Zeppelin的初体验--安装,hive on Zeppelin
简介
eppelin是一个基于Web的notebook,提供交互数据分析和可视化。后台支持接入多种数据处理引擎,如spark,hive等。支持多种语言: Scala(Apache Spark)、Python(Apache Spark)、SparkSQL、 Hive、 Markdown、Shell等。本文主要介绍Zeppelin中Interpreter和SparkInterpreter的实现原理。
-
Zeppelin 下载地址:
wget https://mirror.bit.edu.cn/apache/zeppelin/zeppelin-0.8.2/zeppelin-0.8.2-bin-all.tgz
-
解压 安装 Zeppelin
# 解压
[hadoop@hadoop001 software]$ tar -zxvf zeppelin-0.8.2-bin-all.tgz -C ~/app/
# 配置文件
[hadoop@hadoop001 ~]$ cd app/zeppelin-0.8.2-bin-all/conf
[hadoop@hadoop001 conf]$ vi zeppelin-site.xml
# 修改两个配置 其他默认
<property>
<name>zeppelin.server.addr</name>
<value>hadoop001</value> #自己主机的ip 或 0.0.0.0
<description>Server binding address</description>
</property>
<property>
<name>zeppelin.server.port</name>
<value>8084</value> #注意端口是否被占用 默认端口 8080
<description>Server port.</description>
</property>
[hadoop@hadoop001 conf]$ vi zeppelin-env.sh
export JAVA_HOME=/root/apps/jdk1.8.0_221
export SPARK_HOME=/home/hadoop/app/spark-2.4.4-bin-2.6.0-cdh5.15.1
export SPARK_APP_NAME="ZeppelinAaron"
export HADOOP_CONF_DIR=/root/apps/hadoop/etc/hadoop
- 启动 Zeppelin
./zeppelin-daemon.sh start
-------------------------------------------------------至此 Zeppelin 已经完成安装-----------------------------------------------------------------------
hive on Zeppelin
-
配置Hive Interpreter
nterpreter 是Zeppelin里最重要的概念,每一种Interpreter对应一个引擎。
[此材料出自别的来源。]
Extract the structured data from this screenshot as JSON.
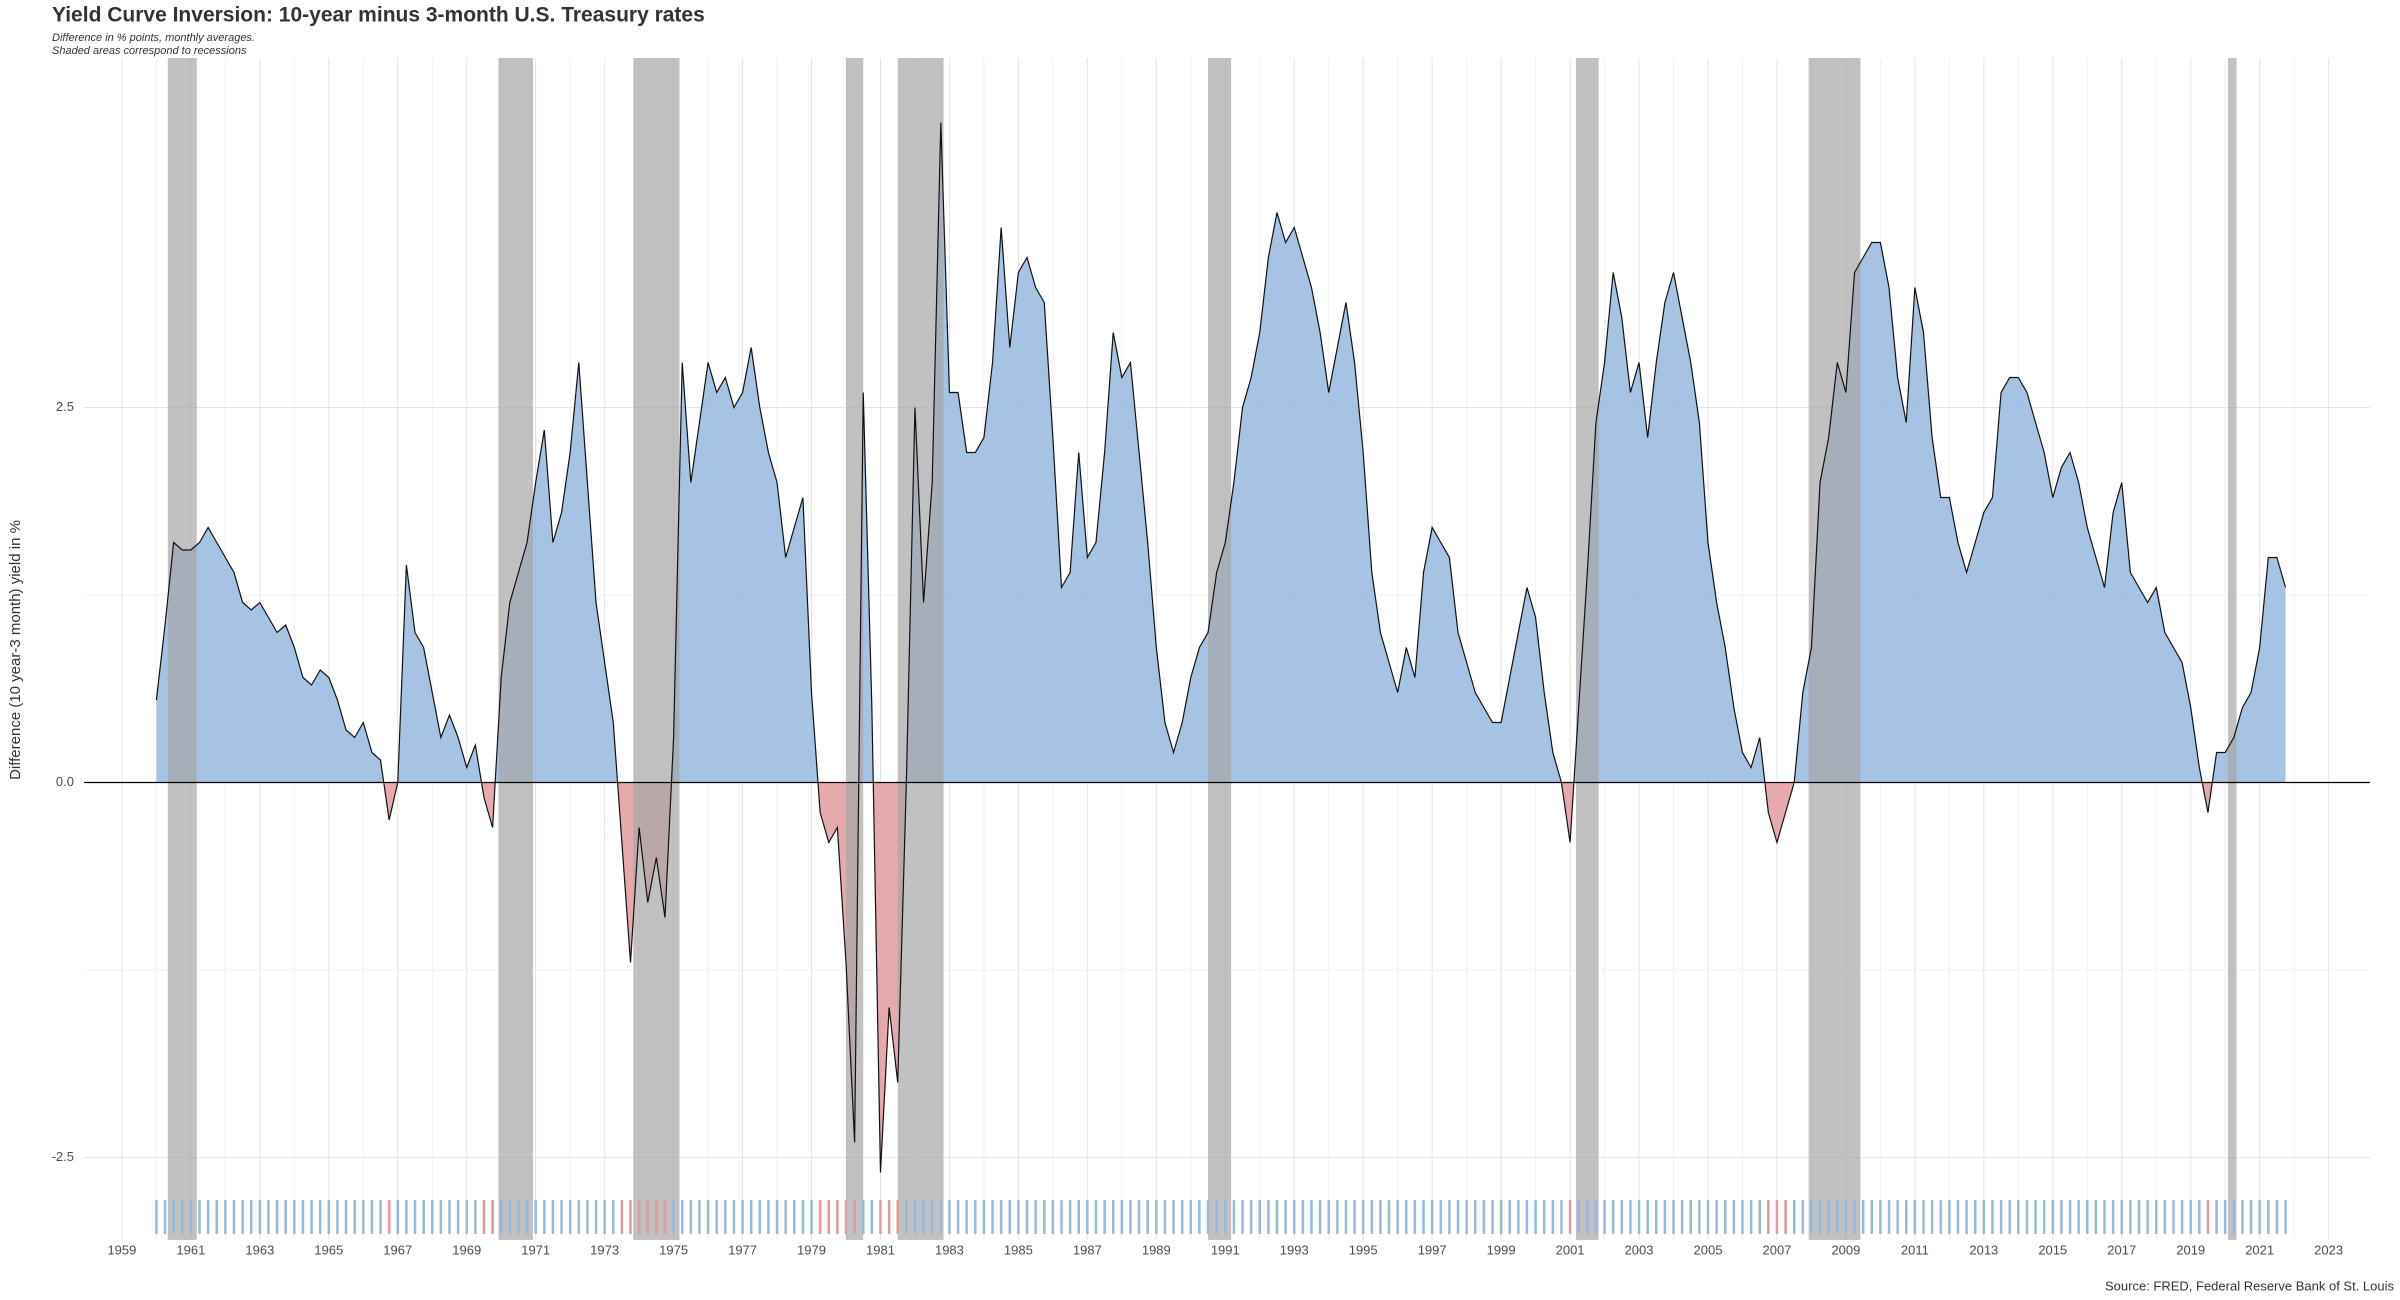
{
  "chart_data": {
    "type": "area",
    "title": "Yield Curve Inversion: 10-year minus 3-month U.S. Treasury rates",
    "subtitle": [
      "Difference in % points, monthly averages.",
      "Shaded areas correspond to recessions"
    ],
    "ylabel": "Difference (10 year-3 month) yield in %",
    "caption": "Source: FRED, Federal Reserve Bank of St. Louis",
    "xlim": [
      1957.9,
      2024.2
    ],
    "ylim": [
      -3.05,
      4.83
    ],
    "xticks": [
      1959,
      1961,
      1963,
      1965,
      1967,
      1969,
      1971,
      1973,
      1975,
      1977,
      1979,
      1981,
      1983,
      1985,
      1987,
      1989,
      1991,
      1993,
      1995,
      1997,
      1999,
      2001,
      2003,
      2005,
      2007,
      2009,
      2011,
      2013,
      2015,
      2017,
      2019,
      2021,
      2023
    ],
    "yticks": [
      -2.5,
      {
        "value": 0,
        "label": "0.0"
      },
      2.5
    ],
    "grid": true,
    "positive_color": "#97b9df",
    "negative_color": "#e29a9e",
    "recession_color": "#a6a6a6",
    "recessions": [
      [
        1960.33,
        1961.17
      ],
      [
        1969.92,
        1970.92
      ],
      [
        1973.83,
        1975.17
      ],
      [
        1980.0,
        1980.5
      ],
      [
        1981.5,
        1982.83
      ],
      [
        1990.5,
        1991.17
      ],
      [
        2001.17,
        2001.83
      ],
      [
        2007.92,
        2009.42
      ],
      [
        2020.08,
        2020.33
      ]
    ],
    "x": [
      1960,
      1960.25,
      1960.5,
      1960.75,
      1961,
      1961.25,
      1961.5,
      1961.75,
      1962,
      1962.25,
      1962.5,
      1962.75,
      1963,
      1963.25,
      1963.5,
      1963.75,
      1964,
      1964.25,
      1964.5,
      1964.75,
      1965,
      1965.25,
      1965.5,
      1965.75,
      1966,
      1966.25,
      1966.5,
      1966.75,
      1967,
      1967.25,
      1967.5,
      1967.75,
      1968,
      1968.25,
      1968.5,
      1968.75,
      1969,
      1969.25,
      1969.5,
      1969.75,
      1970,
      1970.25,
      1970.5,
      1970.75,
      1971,
      1971.25,
      1971.5,
      1971.75,
      1972,
      1972.25,
      1972.5,
      1972.75,
      1973,
      1973.25,
      1973.5,
      1973.75,
      1974,
      1974.25,
      1974.5,
      1974.75,
      1975,
      1975.25,
      1975.5,
      1975.75,
      1976,
      1976.25,
      1976.5,
      1976.75,
      1977,
      1977.25,
      1977.5,
      1977.75,
      1978,
      1978.25,
      1978.5,
      1978.75,
      1979,
      1979.25,
      1979.5,
      1979.75,
      1980,
      1980.25,
      1980.5,
      1980.75,
      1981,
      1981.25,
      1981.5,
      1981.75,
      1982,
      1982.25,
      1982.5,
      1982.75,
      1983,
      1983.25,
      1983.5,
      1983.75,
      1984,
      1984.25,
      1984.5,
      1984.75,
      1985,
      1985.25,
      1985.5,
      1985.75,
      1986,
      1986.25,
      1986.5,
      1986.75,
      1987,
      1987.25,
      1987.5,
      1987.75,
      1988,
      1988.25,
      1988.5,
      1988.75,
      1989,
      1989.25,
      1989.5,
      1989.75,
      1990,
      1990.25,
      1990.5,
      1990.75,
      1991,
      1991.25,
      1991.5,
      1991.75,
      1992,
      1992.25,
      1992.5,
      1992.75,
      1993,
      1993.25,
      1993.5,
      1993.75,
      1994,
      1994.25,
      1994.5,
      1994.75,
      1995,
      1995.25,
      1995.5,
      1995.75,
      1996,
      1996.25,
      1996.5,
      1996.75,
      1997,
      1997.25,
      1997.5,
      1997.75,
      1998,
      1998.25,
      1998.5,
      1998.75,
      1999,
      1999.25,
      1999.5,
      1999.75,
      2000,
      2000.25,
      2000.5,
      2000.75,
      2001,
      2001.25,
      2001.5,
      2001.75,
      2002,
      2002.25,
      2002.5,
      2002.75,
      2003,
      2003.25,
      2003.5,
      2003.75,
      2004,
      2004.25,
      2004.5,
      2004.75,
      2005,
      2005.25,
      2005.5,
      2005.75,
      2006,
      2006.25,
      2006.5,
      2006.75,
      2007,
      2007.25,
      2007.5,
      2007.75,
      2008,
      2008.25,
      2008.5,
      2008.75,
      2009,
      2009.25,
      2009.5,
      2009.75,
      2010,
      2010.25,
      2010.5,
      2010.75,
      2011,
      2011.25,
      2011.5,
      2011.75,
      2012,
      2012.25,
      2012.5,
      2012.75,
      2013,
      2013.25,
      2013.5,
      2013.75,
      2014,
      2014.25,
      2014.5,
      2014.75,
      2015,
      2015.25,
      2015.5,
      2015.75,
      2016,
      2016.25,
      2016.5,
      2016.75,
      2017,
      2017.25,
      2017.5,
      2017.75,
      2018,
      2018.25,
      2018.5,
      2018.75,
      2019,
      2019.25,
      2019.5,
      2019.75,
      2020,
      2020.25,
      2020.5,
      2020.75,
      2021,
      2021.25,
      2021.5,
      2021.75
    ],
    "values": [
      0.55,
      1.05,
      1.6,
      1.55,
      1.55,
      1.6,
      1.7,
      1.6,
      1.5,
      1.4,
      1.2,
      1.15,
      1.2,
      1.1,
      1.0,
      1.05,
      0.9,
      0.7,
      0.65,
      0.75,
      0.7,
      0.55,
      0.35,
      0.3,
      0.4,
      0.2,
      0.15,
      -0.25,
      0.0,
      1.45,
      1.0,
      0.9,
      0.6,
      0.3,
      0.45,
      0.3,
      0.1,
      0.25,
      -0.1,
      -0.3,
      0.7,
      1.2,
      1.4,
      1.6,
      2.0,
      2.35,
      1.6,
      1.8,
      2.2,
      2.8,
      2.0,
      1.2,
      0.8,
      0.4,
      -0.4,
      -1.2,
      -0.3,
      -0.8,
      -0.5,
      -0.9,
      0.3,
      2.8,
      2.0,
      2.4,
      2.8,
      2.6,
      2.7,
      2.5,
      2.6,
      2.9,
      2.5,
      2.2,
      2.0,
      1.5,
      1.7,
      1.9,
      0.6,
      -0.2,
      -0.4,
      -0.3,
      -1.2,
      -2.4,
      2.6,
      0.5,
      -2.6,
      -1.5,
      -2.0,
      0.0,
      2.5,
      1.2,
      2.0,
      4.4,
      2.6,
      2.6,
      2.2,
      2.2,
      2.3,
      2.8,
      3.7,
      2.9,
      3.4,
      3.5,
      3.3,
      3.2,
      2.3,
      1.3,
      1.4,
      2.2,
      1.5,
      1.6,
      2.2,
      3.0,
      2.7,
      2.8,
      2.2,
      1.6,
      0.9,
      0.4,
      0.2,
      0.4,
      0.7,
      0.9,
      1.0,
      1.4,
      1.6,
      2.0,
      2.5,
      2.7,
      3.0,
      3.5,
      3.8,
      3.6,
      3.7,
      3.5,
      3.3,
      3.0,
      2.6,
      2.9,
      3.2,
      2.8,
      2.2,
      1.4,
      1.0,
      0.8,
      0.6,
      0.9,
      0.7,
      1.4,
      1.7,
      1.6,
      1.5,
      1.0,
      0.8,
      0.6,
      0.5,
      0.4,
      0.4,
      0.7,
      1.0,
      1.3,
      1.1,
      0.6,
      0.2,
      0.0,
      -0.4,
      0.5,
      1.4,
      2.4,
      2.8,
      3.4,
      3.1,
      2.6,
      2.8,
      2.3,
      2.8,
      3.2,
      3.4,
      3.1,
      2.8,
      2.4,
      1.6,
      1.2,
      0.9,
      0.5,
      0.2,
      0.1,
      0.3,
      -0.2,
      -0.4,
      -0.2,
      0.0,
      0.6,
      0.9,
      2.0,
      2.3,
      2.8,
      2.6,
      3.4,
      3.5,
      3.6,
      3.6,
      3.3,
      2.7,
      2.4,
      3.3,
      3.0,
      2.3,
      1.9,
      1.9,
      1.6,
      1.4,
      1.6,
      1.8,
      1.9,
      2.6,
      2.7,
      2.7,
      2.6,
      2.4,
      2.2,
      1.9,
      2.1,
      2.2,
      2.0,
      1.7,
      1.5,
      1.3,
      1.8,
      2.0,
      1.4,
      1.3,
      1.2,
      1.3,
      1.0,
      0.9,
      0.8,
      0.5,
      0.1,
      -0.2,
      0.2,
      0.2,
      0.3,
      0.5,
      0.6,
      0.9,
      1.5,
      1.5,
      1.3
    ]
  }
}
Hive对应的Interpreter是Jdbc Interpreter, 因为Zeppelin是通过Hive的Jdbc接口来运行Hive SQL。
接下来你可以在Zeppelin的Interpreter页面配置Jdbc Interpreter来启用Hive。首先我想说明的是Zeppelin的Jdbc Interpreter可以支持所有Jdbc协议的数据库,Zeppelin 的Jdbc Interpreter默认是连接Postgresql。
启动Hive,可以有2种选择:
- 修改默认jdbc interpreter的配置项(这种配置下,在Note里用hive可以直接 %jdbc 开头)
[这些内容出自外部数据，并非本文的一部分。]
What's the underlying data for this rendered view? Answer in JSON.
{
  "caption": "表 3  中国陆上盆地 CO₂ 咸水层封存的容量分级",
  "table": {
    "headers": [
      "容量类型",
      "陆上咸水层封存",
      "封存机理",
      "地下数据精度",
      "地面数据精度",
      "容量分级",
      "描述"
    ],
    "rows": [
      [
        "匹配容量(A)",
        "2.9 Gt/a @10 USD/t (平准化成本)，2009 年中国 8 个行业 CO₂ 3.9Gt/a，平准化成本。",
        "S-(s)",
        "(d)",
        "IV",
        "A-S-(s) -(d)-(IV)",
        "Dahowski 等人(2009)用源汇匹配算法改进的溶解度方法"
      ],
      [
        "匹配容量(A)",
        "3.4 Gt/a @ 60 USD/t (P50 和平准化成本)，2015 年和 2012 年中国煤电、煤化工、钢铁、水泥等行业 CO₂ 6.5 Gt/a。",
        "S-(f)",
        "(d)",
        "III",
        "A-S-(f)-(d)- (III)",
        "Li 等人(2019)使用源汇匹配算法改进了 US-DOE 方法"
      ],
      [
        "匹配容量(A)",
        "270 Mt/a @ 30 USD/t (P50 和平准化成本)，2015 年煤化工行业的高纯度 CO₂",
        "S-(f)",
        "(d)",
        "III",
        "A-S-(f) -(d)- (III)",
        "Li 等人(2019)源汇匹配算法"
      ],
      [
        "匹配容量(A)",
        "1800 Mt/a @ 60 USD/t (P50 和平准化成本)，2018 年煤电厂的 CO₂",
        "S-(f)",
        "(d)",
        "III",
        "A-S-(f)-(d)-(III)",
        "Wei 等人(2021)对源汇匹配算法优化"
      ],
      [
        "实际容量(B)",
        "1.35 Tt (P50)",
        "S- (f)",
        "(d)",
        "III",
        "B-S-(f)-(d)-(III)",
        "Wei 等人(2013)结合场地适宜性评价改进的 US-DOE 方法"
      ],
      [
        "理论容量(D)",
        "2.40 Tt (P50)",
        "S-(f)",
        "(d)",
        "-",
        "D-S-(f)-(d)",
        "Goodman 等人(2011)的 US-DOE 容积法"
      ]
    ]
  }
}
- 创建一个新的Jdbc interpreter,命名为hive (这种配置下,在Note里用hive可以直接 %hive 开头)
这里我会选用第2种方法。创建一个新的hive interpreter,然后配置以下基本的属性(你需要根据自己的环境做配置)
配置项 | 值 |
---|---|
default.driver | org.apache.hive.jdbc.HiveDriver (注: Zeppelin中无此jar,需要自己添加依赖) |
default.url | jdbc:hive2://hadoop001:10000 (端口号10000,是 hive 中 HiveServer2默认值) |
default.user | hadoop |
default.password | *********** |
-
添加依赖 (注: jar版本需要与hive的版本一致)
hive.url的默认配置形式是 jdbc:hive2://host:port/<db_name>, 这里的host是你的hiveserver2的机器名,port是 hiveserver2的thrift 端口 (如果你的hiveserver2用的是binary模式,那么对应的hive配置是hive.server2.thrift.port (默认是10000),如果是http模式,那么对应的hive配置是hive.server2.thrift.http.port,(默认是10001) 。db_name是你要连的hive 数据库的名字,默认是default。 -
hive 开启hiveserver2
[aaa@qq.com bin]$ ./hiveserver2 start
[aaa@qq.com lib]$ jps -m
9984 RunJar /home/hadoop/app/hive/lib/hive-service-1.1.0-cdh5.15.1.jar org.apache.hive.service.server.HiveServer2 --hiveconf hive.aux.jars.path=file:///home/hadoop/app/hive/auxlib/hive-exec-1.1.0-cdh5.15.1-core.jar start
- Zeppelin 操作hive中的表
hive on zeppelin 问题解决:
- java.lang.ClassNotFoundException: org.apache.hive.service.rpc.thrift.TCLIService$Iface
- 导入jar–hive-service-1.1.0.jar
java.lang.ClassNotFoundException: org.apache.hive.service.rpc.thrift.TCLIService$Iface
at java.net.URLClassLoader.findClass(URLClassLoader.java:382)
at java.lang.ClassLoader.loadClass(ClassLoader.java:424)
at sun.misc.Launcher$AppClassLoader.loadClass(Launcher.java:349)
at java.lang.ClassLoader.loadClass(ClassLoader.java:357)
at org.apache.hive.jdbc.HiveDriver.connect(HiveDriver.java:107)
at java.sql.DriverManager.getConnection(DriverManager.java:664)
at java.sql.DriverManager.getConnection(DriverManager.java:208)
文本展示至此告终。